Personal information
- Full name: Nick Gilliam
- Born: December 27, 1978 (age 46) Green Bay, Wisconsin, U.S.
- Height: 6 ft 5 in (1.96 m)
- Weight: 205 lb (93 kg; 14.6 st)
- Sporting nationality: United States

Career
- College: University of North Carolina University of Florida
- Turned professional: 2001
- Former tour: NGA Hooters Tour

Best results in major championships
- Masters Tournament: DNP
- PGA Championship: DNP
- U.S. Open: CUT: 2005
- The Open Championship: DNP

= Nick Gilliam =

American professional golfer

Nick Gilliam (born December 27, 1978) is an American professional golfer. Gilliam is best known for winning the individual NCAA Division I Men's Golf Championship in 2001.

== Early life ==
In 1978, Gilliam was born in Green Bay, Wisconsin. He attended Preble High School in Green Bay until halfway through his junior year, when he moved to Gainesville, Florida to complete his final year and a half of high school. Gilliam was recognized as a Florida Academic Scholar and graduated from Gainesville High School.

== Amateur career ==
Gilliam began his collegiate career at the University of North Carolina in Chapel Hill, North Carolina, where he played for the North Carolina Tar Heels men's golf team for a single semester.

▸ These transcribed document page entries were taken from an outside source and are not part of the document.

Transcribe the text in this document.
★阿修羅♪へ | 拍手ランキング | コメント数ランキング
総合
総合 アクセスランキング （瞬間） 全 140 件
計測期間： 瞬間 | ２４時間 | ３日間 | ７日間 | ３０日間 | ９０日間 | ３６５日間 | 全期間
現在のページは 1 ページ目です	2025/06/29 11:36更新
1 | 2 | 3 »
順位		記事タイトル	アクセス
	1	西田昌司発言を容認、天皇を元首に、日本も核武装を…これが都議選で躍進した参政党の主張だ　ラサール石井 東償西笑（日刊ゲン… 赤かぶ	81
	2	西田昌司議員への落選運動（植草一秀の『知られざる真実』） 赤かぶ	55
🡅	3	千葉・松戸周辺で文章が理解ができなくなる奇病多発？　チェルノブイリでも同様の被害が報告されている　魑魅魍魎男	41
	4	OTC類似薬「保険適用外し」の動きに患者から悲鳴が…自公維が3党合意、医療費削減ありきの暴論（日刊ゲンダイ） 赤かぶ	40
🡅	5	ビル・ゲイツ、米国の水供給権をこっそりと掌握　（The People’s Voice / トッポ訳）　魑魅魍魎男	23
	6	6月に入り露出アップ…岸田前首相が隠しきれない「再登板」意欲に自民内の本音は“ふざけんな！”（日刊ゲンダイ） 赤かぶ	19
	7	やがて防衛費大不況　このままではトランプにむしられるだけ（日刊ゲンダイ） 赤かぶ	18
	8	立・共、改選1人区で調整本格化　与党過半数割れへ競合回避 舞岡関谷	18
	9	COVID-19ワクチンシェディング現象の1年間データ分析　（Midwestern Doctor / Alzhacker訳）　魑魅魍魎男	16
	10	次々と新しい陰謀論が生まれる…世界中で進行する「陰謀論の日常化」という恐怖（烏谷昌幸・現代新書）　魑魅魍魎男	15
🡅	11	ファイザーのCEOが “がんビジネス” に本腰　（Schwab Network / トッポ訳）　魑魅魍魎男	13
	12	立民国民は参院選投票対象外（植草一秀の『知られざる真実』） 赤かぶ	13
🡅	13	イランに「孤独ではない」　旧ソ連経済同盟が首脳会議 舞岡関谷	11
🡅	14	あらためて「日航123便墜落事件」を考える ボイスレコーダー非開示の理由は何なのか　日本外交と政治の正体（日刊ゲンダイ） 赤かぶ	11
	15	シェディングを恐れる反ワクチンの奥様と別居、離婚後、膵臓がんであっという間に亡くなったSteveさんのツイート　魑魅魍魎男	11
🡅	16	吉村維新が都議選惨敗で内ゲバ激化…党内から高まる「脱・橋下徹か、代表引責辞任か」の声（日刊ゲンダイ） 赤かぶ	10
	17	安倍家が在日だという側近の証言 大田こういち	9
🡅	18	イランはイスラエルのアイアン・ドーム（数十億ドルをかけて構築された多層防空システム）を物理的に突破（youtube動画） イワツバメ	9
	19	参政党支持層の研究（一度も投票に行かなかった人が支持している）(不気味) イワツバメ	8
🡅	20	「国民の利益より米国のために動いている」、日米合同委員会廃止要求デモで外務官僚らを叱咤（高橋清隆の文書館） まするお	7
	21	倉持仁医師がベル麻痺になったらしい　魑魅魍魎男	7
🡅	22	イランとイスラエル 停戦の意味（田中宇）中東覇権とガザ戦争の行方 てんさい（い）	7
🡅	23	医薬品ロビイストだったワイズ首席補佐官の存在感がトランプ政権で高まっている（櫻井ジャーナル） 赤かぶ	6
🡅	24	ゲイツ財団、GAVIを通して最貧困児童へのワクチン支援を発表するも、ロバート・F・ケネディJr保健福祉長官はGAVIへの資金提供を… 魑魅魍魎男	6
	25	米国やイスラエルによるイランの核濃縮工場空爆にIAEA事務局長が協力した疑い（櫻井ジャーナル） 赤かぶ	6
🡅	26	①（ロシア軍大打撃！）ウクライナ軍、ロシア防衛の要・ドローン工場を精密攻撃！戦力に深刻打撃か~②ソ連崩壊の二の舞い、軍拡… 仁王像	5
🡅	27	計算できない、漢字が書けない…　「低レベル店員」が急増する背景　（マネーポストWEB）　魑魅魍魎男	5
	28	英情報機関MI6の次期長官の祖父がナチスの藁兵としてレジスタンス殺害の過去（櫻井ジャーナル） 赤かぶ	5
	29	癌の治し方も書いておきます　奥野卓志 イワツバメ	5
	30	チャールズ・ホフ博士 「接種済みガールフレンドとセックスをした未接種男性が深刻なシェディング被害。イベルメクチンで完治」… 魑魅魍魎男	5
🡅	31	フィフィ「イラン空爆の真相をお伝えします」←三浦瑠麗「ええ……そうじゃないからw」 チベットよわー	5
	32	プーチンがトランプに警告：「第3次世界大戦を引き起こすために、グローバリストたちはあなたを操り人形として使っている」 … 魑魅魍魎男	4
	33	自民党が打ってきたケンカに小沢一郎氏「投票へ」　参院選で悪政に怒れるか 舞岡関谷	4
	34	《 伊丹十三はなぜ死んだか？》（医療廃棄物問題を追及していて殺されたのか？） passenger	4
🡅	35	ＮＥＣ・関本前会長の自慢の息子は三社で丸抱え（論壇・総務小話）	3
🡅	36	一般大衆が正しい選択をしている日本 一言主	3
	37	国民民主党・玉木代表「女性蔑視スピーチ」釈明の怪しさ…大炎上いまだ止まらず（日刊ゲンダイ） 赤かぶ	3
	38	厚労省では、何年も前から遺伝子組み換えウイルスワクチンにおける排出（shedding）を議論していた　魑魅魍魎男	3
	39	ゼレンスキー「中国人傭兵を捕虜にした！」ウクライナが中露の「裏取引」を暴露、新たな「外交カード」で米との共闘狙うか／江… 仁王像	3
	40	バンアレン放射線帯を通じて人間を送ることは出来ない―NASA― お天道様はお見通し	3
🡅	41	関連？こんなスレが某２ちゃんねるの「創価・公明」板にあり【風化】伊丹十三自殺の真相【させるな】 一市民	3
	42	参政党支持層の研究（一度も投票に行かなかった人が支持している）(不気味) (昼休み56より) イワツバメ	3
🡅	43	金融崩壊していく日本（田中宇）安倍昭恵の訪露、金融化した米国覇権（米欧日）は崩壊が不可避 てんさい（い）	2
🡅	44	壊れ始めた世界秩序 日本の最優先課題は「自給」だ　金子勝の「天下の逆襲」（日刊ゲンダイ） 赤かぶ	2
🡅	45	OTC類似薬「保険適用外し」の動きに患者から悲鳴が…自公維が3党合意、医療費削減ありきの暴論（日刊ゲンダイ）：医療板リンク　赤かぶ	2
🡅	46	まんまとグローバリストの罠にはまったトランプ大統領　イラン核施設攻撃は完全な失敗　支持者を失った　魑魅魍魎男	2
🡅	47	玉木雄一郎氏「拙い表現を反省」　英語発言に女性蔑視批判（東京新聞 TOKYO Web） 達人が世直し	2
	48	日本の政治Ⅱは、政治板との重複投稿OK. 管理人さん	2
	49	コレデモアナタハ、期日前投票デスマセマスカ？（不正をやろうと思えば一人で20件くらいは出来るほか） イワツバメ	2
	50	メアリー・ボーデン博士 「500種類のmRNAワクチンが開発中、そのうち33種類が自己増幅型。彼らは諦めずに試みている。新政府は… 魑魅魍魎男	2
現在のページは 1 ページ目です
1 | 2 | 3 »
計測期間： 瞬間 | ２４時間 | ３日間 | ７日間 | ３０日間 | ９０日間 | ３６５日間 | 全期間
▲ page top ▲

Gilliam transferred to the University of Florida in Gainesville, Florida. He played for coach Buddy Alexander's Florida Gators men's golf team in NCAA competition from 1998 to 2001. As a senior in 2001, he was the captain and statistical leader of the Gators men's golf team that won the NCAA Division I Men's Golf Championship. Gilliam shot a final-round score of 71 to win the individual NCAA championship with a 72-hole total of 276 (-12). He was also a three-time All-Southeastern Conference (SEC) academic selection (1999, 2000, 2001), and was recognized as an All-American in 2001.

== Professional career ==
In 2001, Gilliam turned professional. He played mostly on lower level tours. He has competed in a handful of tournaments on the PGA Tour and the second-tier Nationwide Tour. He qualified for the 2005 U.S. Open but missed the cut.

== Awards and honors ==

- While at the University of Florida, Gilliam earn All-SEC academic selection three times: in 1999, 2000, and 2001.
- In 2001, Gilliam earned All-American honors.

== Results in major championships ==

| Tournament | 2005 |
|---|---|
| U.S. Open | CUT |

CUT = missed the halfway cut

Note: Gilliam only played in the U.S. Open.